Intervention de Dominique Martin en Commission Emploi et Affaires sociales (EMPL) du Parlement européen

« Dialogue structuré », la Commission répond : « cause toujours, tu m’intéresses » !

Dominique Martin rappelle que ce « dialogue structuré » revient chaque année, toujours avec un titre plus pompeux : « un nouvel élan », « l’heure n’est plus à une gestion conventionnelle », ou encore, comme cette année : « répondre aux attentes pour une Europe qui protège et qui donne les moyens d’agir »… Une belle propagande européiste !

Dominique Martin dénonce, outre la nature très vague du texte, le fait que ce « dialogue structuré » cautionne le pouvoir de la Commission européenne, et appelle à plus d’ingérence et de contrôle dans les affaires des États membres. Même lorsque la Commission Emploi et Affaires Sociales (EMPL) a des propositions, la réponse est toujours la même : « cause toujours, tu m’intéresses » !

 

Intervention de Dominique Martin en Commission Emploi et Affaires sociales (EMPL) du Parlement européen

Temps partiel imposé, salaire misérable, agenda incertain et versatile :

protégeons nos femmes exploitées !

Dominique Martin se saisit de la question de l’émancipation économique des femmes dans les secteurs privés et publics au sein de l’Union européenne. Il observe, avec regret, que 70% à 80% des femmes sont contraintes d’aller travailler dans cette société consumériste, dans laquelle il faut maintenant deux revenus pour vivre décemment et s’occuper d’un foyer.

Il déplore qu’elles soient exploitées avec le temps partiel (notamment dans la grande distribution et les sociétés de nettoyage), avec des salaires de misère (600 ou 700 euros par mois), et des agendas qu’elles ne maîtrisent plus.

 

Intervention de Dominique Martin en Commission Emploi et Affaires sociales (EMPL) du Parlement européen

Faut-il donner 18 millions d’euros à la Lybie, la Syrie, le Tadjikistan,

la Turquie, le Turkménistan, ou encore l’Ouzbékistan ?

Dominique Martin déplore l’existence même de la Fondation européenne pour la Formation (ETF). L’unique raison d’être de cette agence est de dépenser son budget à aider des pays non-européens ! Dont certains aux situations politiques et sécuritaires douteuses…

Dominique Martin liste les 29 pays partenaires – dont la Lybie, la Syrie, le Tadjikistan, la Turquie, le Turkménistan, l’Ouzbékistan – et s’interroge : représentent-ils les intérêts européens ?

L’UE se plaint sans cesse que les compétences de ses citoyens ne conviennent plus, que l’écart entre les formations et les attentes du marché du travail se creusent, mais l’on préfère donner 18 millions d’euros, à des pays non-européens…

Avant de vouloir jouer les donneurs de leçons et les ambassadeurs de bonnes volontés, il serait bon que l’UE s’intéresse d’abord aux besoins de ses concitoyens européens.

 

Intervention de Dominique Martin en Commission Emploi et Affaires sociales (EMPL) du Parlement européen

Stop aux budgets « perfusions » qui dilapident vos millions !

Dominique Martin déplore que cette présentation du budget soit un simple et triste constat d’évidences : le chômage augmente, les PME sont étouffées, les emplois ne suffisent plus pour vivre décemment, etc.

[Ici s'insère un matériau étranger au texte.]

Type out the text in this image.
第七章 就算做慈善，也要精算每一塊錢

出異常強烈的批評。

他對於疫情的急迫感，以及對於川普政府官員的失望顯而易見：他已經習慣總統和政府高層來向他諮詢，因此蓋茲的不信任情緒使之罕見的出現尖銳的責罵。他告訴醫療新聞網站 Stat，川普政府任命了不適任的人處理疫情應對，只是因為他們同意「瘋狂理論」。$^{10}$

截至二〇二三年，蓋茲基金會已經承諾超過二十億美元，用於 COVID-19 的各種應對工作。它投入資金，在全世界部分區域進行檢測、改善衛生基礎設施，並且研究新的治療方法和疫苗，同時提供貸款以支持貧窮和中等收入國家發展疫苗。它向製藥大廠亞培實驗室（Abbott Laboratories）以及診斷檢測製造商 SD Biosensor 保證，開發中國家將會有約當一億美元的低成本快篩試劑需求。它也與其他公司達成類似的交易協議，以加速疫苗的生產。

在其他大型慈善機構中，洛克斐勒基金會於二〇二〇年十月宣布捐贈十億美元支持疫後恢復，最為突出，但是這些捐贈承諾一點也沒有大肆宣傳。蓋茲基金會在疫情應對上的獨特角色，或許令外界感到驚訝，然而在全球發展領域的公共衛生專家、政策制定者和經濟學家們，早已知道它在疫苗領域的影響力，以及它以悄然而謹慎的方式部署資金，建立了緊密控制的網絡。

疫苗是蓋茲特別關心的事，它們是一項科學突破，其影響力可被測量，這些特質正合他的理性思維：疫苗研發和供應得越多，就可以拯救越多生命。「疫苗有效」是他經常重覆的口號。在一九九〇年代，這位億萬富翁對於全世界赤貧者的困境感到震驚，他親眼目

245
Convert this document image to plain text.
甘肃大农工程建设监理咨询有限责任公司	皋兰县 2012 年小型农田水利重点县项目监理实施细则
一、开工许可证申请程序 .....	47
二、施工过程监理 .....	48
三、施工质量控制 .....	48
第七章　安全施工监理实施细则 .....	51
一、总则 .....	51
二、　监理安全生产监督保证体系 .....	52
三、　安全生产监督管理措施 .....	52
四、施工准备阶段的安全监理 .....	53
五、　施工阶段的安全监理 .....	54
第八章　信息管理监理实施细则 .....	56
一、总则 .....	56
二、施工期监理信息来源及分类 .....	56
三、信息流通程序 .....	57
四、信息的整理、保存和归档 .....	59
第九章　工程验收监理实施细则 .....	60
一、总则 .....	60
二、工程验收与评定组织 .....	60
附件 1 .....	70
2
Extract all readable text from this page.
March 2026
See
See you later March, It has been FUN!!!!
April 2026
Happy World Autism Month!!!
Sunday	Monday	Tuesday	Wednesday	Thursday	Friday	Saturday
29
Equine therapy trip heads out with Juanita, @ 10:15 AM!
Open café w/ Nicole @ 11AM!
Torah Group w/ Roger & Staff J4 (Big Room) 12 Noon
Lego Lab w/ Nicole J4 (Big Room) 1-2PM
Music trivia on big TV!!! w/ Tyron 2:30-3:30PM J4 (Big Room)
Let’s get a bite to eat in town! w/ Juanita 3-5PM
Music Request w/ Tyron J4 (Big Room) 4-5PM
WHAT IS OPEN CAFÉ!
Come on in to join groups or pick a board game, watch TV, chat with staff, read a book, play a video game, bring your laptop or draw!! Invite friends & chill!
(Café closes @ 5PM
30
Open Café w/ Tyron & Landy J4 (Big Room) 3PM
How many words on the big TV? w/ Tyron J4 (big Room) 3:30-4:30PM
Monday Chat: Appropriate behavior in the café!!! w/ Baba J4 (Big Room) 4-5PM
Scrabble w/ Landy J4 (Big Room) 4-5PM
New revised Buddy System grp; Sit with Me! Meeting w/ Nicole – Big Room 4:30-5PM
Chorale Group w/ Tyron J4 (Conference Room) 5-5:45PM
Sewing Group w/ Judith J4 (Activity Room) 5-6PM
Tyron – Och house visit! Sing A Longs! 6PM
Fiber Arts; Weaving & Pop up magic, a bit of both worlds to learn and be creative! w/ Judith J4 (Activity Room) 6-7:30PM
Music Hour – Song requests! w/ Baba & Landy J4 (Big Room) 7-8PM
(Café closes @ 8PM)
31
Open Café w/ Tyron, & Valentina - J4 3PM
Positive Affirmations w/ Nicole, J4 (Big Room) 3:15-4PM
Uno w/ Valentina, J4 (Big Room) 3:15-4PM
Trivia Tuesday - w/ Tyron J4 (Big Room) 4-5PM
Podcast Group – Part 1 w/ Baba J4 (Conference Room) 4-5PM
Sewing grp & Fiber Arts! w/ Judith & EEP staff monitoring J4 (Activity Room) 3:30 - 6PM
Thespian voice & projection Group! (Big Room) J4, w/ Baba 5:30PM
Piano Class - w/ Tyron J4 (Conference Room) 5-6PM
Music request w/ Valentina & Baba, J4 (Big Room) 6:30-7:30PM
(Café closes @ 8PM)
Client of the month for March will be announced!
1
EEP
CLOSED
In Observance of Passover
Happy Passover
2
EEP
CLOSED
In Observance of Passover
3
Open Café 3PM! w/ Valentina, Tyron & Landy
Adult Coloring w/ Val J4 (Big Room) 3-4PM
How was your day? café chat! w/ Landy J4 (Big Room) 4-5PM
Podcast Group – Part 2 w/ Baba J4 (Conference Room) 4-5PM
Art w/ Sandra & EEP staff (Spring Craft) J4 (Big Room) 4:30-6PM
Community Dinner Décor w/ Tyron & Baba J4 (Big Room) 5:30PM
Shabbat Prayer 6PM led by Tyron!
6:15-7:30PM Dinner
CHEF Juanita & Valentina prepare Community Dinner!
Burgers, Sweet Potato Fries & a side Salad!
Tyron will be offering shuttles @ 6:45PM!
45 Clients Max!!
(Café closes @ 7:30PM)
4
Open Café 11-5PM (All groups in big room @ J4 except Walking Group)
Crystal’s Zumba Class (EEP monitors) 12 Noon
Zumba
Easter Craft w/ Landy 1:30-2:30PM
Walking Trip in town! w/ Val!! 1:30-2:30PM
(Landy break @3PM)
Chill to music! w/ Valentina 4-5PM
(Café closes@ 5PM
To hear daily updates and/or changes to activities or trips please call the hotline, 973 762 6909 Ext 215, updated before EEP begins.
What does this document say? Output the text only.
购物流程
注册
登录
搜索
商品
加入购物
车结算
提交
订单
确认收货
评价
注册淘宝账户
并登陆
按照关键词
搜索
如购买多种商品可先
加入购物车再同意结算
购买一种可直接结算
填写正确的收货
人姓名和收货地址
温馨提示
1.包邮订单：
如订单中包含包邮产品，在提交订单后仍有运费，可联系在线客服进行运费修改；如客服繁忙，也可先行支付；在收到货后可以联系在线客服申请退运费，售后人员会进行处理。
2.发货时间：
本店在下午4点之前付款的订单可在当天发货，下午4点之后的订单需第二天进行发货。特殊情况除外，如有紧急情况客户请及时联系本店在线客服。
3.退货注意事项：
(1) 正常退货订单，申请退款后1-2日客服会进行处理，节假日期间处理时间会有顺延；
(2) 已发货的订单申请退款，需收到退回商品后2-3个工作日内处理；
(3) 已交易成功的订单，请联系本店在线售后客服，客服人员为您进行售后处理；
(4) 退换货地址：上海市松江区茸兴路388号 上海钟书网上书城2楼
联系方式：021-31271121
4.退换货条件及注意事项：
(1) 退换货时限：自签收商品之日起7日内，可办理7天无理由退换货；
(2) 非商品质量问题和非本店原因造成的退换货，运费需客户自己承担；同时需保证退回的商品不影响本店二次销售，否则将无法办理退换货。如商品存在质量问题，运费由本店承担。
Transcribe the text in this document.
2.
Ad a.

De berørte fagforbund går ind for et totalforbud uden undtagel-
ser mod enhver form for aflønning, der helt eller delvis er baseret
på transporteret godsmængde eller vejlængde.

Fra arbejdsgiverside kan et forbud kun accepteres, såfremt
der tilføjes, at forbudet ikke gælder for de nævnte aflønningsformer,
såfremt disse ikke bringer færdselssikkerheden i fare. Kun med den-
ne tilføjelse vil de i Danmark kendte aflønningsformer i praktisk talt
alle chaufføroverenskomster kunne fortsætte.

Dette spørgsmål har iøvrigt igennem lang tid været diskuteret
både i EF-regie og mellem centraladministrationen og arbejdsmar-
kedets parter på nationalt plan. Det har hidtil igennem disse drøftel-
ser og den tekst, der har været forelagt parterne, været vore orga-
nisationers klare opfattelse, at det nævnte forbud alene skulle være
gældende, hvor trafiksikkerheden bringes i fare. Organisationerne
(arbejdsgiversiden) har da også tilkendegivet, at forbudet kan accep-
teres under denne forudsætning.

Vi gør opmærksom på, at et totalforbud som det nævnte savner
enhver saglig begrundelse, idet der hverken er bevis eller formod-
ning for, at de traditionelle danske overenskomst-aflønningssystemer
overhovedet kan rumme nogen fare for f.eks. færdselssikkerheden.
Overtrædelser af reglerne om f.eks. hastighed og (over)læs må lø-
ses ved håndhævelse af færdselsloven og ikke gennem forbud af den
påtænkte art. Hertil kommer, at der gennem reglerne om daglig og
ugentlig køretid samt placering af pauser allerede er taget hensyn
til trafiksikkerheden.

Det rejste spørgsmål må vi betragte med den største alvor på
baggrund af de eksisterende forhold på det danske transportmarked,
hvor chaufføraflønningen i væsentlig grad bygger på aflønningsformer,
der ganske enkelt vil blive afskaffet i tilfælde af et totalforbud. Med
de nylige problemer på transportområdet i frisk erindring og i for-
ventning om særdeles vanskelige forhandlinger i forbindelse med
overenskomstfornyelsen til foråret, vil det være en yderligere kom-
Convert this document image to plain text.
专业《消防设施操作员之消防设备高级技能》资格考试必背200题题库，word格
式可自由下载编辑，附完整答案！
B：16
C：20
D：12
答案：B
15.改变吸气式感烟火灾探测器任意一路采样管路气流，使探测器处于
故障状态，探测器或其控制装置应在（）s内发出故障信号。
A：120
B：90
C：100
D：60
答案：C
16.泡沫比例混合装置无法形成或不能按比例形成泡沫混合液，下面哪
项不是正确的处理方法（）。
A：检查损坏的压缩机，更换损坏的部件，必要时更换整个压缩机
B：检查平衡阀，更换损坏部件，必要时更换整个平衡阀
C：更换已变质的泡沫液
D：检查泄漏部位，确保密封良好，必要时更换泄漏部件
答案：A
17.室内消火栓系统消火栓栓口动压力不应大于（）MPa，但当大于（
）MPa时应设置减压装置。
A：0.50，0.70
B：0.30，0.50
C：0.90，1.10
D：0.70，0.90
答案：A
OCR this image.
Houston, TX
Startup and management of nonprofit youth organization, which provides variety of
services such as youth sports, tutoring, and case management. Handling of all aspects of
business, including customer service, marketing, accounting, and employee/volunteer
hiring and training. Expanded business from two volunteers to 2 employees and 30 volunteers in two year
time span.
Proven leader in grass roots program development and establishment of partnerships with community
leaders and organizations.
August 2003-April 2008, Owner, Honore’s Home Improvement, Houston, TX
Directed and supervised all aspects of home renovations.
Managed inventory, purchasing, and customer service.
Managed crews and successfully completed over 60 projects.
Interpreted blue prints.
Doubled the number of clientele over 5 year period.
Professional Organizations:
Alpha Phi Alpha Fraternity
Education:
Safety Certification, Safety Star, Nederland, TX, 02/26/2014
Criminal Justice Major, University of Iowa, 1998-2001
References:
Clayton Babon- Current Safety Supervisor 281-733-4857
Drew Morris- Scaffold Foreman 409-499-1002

Au lieu de s’attaquer aux causes, l’UE gère les effets à coup de millions « balancés » via les budgets « perfusions » : le Fonds européen d’ajustement à la mondialisation (FEAM), le Programme pour l’emploi et l’innovation sociale, ou encore le Fonds pour l’aide européenne aux personnes les plus privées.

Dominique Martin se désole qu’en lieu et place de vraies solutions, il y ait l’habituel paragraphe de caution morale demandant que le soutien financier soit prévu pour ceux qui ont de multiples inconvénients sur le marché du travail, notamment « les personnes issues de minorités »…

 

Intervention de Dominique Martin en séance plénière du Parlement européen

Formations/Diplômes : Dominique Martin dit « non » à un cadre européen destructeur !

L’Union européenne souhaite mettre en place un « cadre européen des certifications pour l’apprentissage tout au long de la vie ».

Si l’objectif semble tout à fait louable, il y a en réalité de nombreux problèmes tels que l’inclusion des migrants en dépit de nos 25 millions de chômeurs européens, le nivellement vers le bas, et le développement de la mobilité des travailleurs, cause du dumping social et de la concurrence déloyale Est-Ouest.

Les États membres doivent pouvoir rester libres de reconnaître les qualifications, formelles ou informelles, en fonction de leurs propres critères et de leurs besoins.